Paris auf der Eutiner Seebühne: Applaus und stehende Ovationen für „La Bohème“
Eutin. Im Pariser Café Momus treffen sich vier Freunde, aber auch zwielichtige Gestalten. Ein alternder Casanova verehrt seine kecke Geliebte, die aber lieber ihrem verflossenen Liebhaber schöne Augen macht. In all die heitere Unbeschwertheit scheint sich eine junge Frau verirrt zu haben – Mimi – zart, kränklich und ein naiver Engel zwischen all der lüsternen Koketterie. Sie hat ihr Herz an einen der vier Freunde verloren. Und schon sind wir mitten in der Handlung von „La Bohème“, Puccinis großer Verismo-Oper, die am Freitag auf der Eutiner Seebühne Premiere feierte.

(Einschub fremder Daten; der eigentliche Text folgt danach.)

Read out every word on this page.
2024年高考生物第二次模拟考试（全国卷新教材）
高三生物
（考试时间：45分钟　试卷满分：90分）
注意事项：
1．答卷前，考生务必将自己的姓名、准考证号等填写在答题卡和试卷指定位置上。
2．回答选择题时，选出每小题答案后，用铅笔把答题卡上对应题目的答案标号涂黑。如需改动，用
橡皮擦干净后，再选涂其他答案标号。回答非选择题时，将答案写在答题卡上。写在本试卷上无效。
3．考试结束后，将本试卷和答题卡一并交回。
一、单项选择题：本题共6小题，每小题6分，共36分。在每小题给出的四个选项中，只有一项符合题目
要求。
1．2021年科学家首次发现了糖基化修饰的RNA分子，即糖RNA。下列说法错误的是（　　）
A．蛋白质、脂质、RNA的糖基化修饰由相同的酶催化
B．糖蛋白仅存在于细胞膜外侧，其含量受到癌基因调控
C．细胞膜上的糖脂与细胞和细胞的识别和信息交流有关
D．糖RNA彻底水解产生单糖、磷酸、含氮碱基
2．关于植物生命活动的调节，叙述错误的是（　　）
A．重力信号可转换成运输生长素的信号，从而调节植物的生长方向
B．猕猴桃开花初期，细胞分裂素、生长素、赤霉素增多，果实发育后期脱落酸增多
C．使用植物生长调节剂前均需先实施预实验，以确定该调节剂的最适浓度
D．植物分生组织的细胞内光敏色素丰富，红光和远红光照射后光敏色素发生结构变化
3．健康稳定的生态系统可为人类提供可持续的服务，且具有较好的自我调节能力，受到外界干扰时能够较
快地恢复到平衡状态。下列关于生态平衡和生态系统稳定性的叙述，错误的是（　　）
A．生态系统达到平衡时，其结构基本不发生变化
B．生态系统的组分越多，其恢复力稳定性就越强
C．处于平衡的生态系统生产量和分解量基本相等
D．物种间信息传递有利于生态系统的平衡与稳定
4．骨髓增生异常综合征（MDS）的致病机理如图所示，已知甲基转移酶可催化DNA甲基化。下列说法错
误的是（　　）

Ministerpräsident Daniel Günther sprach als Schirmherr und betonte dann, wie froh er sei, dass Kultur wieder stattfinde. Falk Herzog, Geschäftsführer der Eutiner Festspiele, dankte für Fördermittel, mit denen eine mobile Überdachung der Tribüne ermöglicht wird.
„La Bohème“ braucht kein pompöses Bühnenbild, auch keine prunkvollen Kostüme, denn der Glanz entsteht von innen heraus. Die Figuren sind so reich an Emotionen, dass bereits die Konstellation aus Eifersucht und tragischer Krankheit die Handlung trägt. Die Eutiner Premiere von „La Bohème“ (Inszenierung Igor Folwill) trug dem Rechnung. Jörg Brombachers Bühnenbild ließ mit wenigen Requisiten neue Räume entstehen: So wurde aus dem rund angelegten Café Momus eine Lebensuhr, auf der der Tod langsam entlangschritt und nur von Mimi bemerkt wurde, der er sich ja näherte. Geschmackvolle Kostüme hat Kostümbildnerin Martina Feldmann entworfen.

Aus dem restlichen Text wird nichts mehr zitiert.